We worked - with diligence and without the desire for fame - on optical problems, perception, virtual images, the intrinsic dynamism of the work, the intervention of the spectator, on light and space, on seriality, new materials and on an unseen presentation of what was known, with mathematics and exact forms as a base. All of this was conducted with a new spirit, with a rationality and logic that promoted new operative modes, different expressive possibilities and all those elaborated phenomena, ideologies and psychologies relative to the problems of the visual and the optical. These were needs that addressed the human conscious, yet with a research approach closer to science. We wanted to give art a scientific meaning and consequently a social dimension.
— Getulio Alviani

Interrelazione speculare a elementi curvi © Centro Studi e Ricerche Getulio Alviani

As a proteiform artist, Getulio Alviani created through countless forms. He was an artist, sculptor, engineer, researcher, and scholar. He also proposed a manifesto titled Pneumatic Space, discussing objects and spaces of volume varying according to their function. In 1968, Alviani was invited by his good friend Lucio Fontana to exhibit together in the Biennale of Venice, showing the first project of his Ambianti Spaziali (Space Environment) series. The same year, Alviani was also invited to the Documenta 4, in Kassel, Germany, one of the most famous art events of that period.

In the 1970s, Alviani also focused on a very interesting chromatic phenomenology –spectrochromies, as well as the creation of 3D structures using mathematical formulas. Alviani’s works manifested in a very innovative way the exploration of spectrology of colors, through series of paintings and collages of circles, coupled with the geometric theory of Pythagora, a search for geometric proportions generated by mathematical calculations, and contrasts between primary colors or complementary ones. Light affects hue; colors neutralize other colors or alter them; illusions and parallax can dominate perception, and so on; these are all elements with which artists play and experiment, and they come from insights gained from natural phenomena. The same color will advance, retreat, vibrate, or deform, due to changes in its surrounding colors; the same goes to physical space, as it also produces different shades and layers of darkness due to different incident angles of light. Alviani’s Inscritti nel cerchio (polygon inscribed in a circle) series feature the use of bright color sequences (red, orange, yellow, green, blue, indigo, and violet) to make the shapes of polygons stand out progressively. In such an ideal world, colors, angles, polygons, progress, movements, and the rainbow colors are all elements that show constructions done through various approaches and the fun found in spatial arrangements.

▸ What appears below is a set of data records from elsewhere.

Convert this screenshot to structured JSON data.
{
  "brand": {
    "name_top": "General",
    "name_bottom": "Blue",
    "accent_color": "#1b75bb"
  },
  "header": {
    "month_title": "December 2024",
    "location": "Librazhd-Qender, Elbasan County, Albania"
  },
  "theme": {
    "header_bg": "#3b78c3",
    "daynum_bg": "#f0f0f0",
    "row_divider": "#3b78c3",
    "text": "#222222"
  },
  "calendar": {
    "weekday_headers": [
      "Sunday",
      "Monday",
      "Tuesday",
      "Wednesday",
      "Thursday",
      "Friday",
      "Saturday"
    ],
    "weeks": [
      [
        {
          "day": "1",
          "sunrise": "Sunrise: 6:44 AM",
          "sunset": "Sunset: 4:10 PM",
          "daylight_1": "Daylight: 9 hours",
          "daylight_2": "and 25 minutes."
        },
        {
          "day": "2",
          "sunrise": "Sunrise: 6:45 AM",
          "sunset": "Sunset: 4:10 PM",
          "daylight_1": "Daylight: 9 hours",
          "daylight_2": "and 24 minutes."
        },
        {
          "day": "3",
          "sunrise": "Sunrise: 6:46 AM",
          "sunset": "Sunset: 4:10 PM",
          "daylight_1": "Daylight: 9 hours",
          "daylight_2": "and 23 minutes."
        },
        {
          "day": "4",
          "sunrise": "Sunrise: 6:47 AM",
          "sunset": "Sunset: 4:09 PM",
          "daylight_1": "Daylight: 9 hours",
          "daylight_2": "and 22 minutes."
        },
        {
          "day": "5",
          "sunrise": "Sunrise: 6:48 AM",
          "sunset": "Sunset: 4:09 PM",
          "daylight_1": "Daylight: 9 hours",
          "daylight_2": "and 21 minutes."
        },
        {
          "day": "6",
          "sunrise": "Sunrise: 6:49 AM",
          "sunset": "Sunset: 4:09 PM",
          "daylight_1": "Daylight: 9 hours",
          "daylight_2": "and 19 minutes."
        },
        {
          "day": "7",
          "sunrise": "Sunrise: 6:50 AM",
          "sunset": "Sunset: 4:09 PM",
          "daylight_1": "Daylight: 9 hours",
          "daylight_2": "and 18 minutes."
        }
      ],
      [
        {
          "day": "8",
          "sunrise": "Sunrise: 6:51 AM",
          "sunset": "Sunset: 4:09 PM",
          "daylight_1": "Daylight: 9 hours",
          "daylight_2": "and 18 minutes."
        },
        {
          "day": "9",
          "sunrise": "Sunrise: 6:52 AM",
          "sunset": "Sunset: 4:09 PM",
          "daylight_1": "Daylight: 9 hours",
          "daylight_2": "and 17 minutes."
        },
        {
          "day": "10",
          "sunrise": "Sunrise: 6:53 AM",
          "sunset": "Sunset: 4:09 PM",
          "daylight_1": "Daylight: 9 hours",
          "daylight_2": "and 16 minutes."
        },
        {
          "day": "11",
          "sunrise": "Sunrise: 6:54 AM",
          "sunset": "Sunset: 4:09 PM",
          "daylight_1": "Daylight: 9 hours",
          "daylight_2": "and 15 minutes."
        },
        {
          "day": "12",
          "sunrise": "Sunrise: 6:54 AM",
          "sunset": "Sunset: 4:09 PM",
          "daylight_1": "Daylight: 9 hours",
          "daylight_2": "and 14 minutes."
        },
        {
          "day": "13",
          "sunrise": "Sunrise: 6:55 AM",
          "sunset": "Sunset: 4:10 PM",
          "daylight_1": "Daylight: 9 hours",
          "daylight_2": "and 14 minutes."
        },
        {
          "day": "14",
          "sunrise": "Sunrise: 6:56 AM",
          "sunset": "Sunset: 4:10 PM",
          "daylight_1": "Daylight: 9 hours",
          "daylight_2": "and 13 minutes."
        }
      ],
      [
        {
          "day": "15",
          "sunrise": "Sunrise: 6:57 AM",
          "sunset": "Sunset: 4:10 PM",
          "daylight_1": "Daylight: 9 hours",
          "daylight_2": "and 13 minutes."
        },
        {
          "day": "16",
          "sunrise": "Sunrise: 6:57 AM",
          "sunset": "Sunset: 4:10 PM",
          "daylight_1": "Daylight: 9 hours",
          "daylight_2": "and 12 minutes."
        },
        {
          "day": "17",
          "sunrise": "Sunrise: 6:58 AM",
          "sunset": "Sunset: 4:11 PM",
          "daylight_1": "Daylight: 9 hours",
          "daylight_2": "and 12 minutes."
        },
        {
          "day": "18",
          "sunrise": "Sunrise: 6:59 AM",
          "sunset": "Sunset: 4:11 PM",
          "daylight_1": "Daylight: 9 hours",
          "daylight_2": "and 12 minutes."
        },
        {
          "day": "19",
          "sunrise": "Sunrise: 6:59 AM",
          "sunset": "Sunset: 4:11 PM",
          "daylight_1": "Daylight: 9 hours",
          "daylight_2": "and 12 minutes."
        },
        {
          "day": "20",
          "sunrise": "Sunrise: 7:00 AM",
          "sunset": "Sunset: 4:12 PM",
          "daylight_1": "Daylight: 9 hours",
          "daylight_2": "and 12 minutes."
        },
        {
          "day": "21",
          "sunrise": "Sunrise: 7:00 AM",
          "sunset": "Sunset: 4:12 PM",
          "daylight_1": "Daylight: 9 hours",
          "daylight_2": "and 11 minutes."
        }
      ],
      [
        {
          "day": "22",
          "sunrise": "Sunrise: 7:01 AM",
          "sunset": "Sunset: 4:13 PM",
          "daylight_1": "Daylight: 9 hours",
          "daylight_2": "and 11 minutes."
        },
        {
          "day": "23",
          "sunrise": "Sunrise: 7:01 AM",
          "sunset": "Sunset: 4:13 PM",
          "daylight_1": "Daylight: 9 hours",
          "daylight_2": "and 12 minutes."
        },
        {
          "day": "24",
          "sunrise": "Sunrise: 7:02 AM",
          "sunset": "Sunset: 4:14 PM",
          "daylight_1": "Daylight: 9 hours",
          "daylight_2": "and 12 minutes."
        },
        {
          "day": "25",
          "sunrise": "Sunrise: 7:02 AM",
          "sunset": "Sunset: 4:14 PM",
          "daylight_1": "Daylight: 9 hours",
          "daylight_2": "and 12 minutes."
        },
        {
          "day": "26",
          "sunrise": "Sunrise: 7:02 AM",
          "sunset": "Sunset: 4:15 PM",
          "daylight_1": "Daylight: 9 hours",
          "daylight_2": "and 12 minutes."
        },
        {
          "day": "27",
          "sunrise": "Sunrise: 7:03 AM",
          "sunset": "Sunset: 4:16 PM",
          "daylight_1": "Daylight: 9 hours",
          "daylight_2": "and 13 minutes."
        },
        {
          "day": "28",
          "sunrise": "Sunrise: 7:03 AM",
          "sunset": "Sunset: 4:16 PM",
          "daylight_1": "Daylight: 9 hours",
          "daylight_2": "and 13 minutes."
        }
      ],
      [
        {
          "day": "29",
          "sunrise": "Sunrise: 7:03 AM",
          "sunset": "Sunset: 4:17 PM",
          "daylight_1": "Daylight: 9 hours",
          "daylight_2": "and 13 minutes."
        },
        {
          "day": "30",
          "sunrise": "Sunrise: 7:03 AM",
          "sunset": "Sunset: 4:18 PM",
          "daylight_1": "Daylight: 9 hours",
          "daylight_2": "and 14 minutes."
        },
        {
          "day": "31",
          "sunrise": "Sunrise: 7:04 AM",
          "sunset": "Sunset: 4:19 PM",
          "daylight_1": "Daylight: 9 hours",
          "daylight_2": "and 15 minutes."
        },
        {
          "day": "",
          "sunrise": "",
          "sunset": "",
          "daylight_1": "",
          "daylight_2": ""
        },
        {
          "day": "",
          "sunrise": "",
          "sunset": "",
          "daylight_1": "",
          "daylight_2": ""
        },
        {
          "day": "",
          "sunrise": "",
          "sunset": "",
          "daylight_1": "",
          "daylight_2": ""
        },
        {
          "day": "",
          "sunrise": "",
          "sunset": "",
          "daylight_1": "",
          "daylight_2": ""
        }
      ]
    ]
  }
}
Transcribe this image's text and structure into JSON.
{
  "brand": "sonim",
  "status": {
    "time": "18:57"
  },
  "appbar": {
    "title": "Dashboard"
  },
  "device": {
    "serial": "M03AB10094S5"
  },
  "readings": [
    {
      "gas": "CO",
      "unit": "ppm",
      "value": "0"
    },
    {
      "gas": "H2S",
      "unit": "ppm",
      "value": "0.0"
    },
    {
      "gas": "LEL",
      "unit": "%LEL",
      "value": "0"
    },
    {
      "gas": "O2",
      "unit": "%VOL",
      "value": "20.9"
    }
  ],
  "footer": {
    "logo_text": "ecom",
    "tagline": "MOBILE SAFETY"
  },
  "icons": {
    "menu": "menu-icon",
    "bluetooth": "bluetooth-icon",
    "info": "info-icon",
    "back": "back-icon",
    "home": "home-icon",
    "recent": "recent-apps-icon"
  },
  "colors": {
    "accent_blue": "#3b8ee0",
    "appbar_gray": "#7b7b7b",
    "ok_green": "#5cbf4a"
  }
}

They also show that Alviani distributed energy in a mathematical way, where light, as a material, can be serialized and transformed into an art form that has rhythm, thus inspiring a new way of thinking that art can become an experience.

struttura speculare in alluminio+colori verde e rosso © Centro Studi e Ricerche Getulio Alviani

Two years after Alviani passed away, Ursula Gertrud von der Leyen, the President of the European Commission, announced in her State of the Union 2020 the New European Bauhaus initiative, which involved the European Green Deal into people’s living spaces and life experiences.

This initiative calls on all of us to imagine and build together a sustainable and inclusive future that is beautiful for our eyes, minds, and souls.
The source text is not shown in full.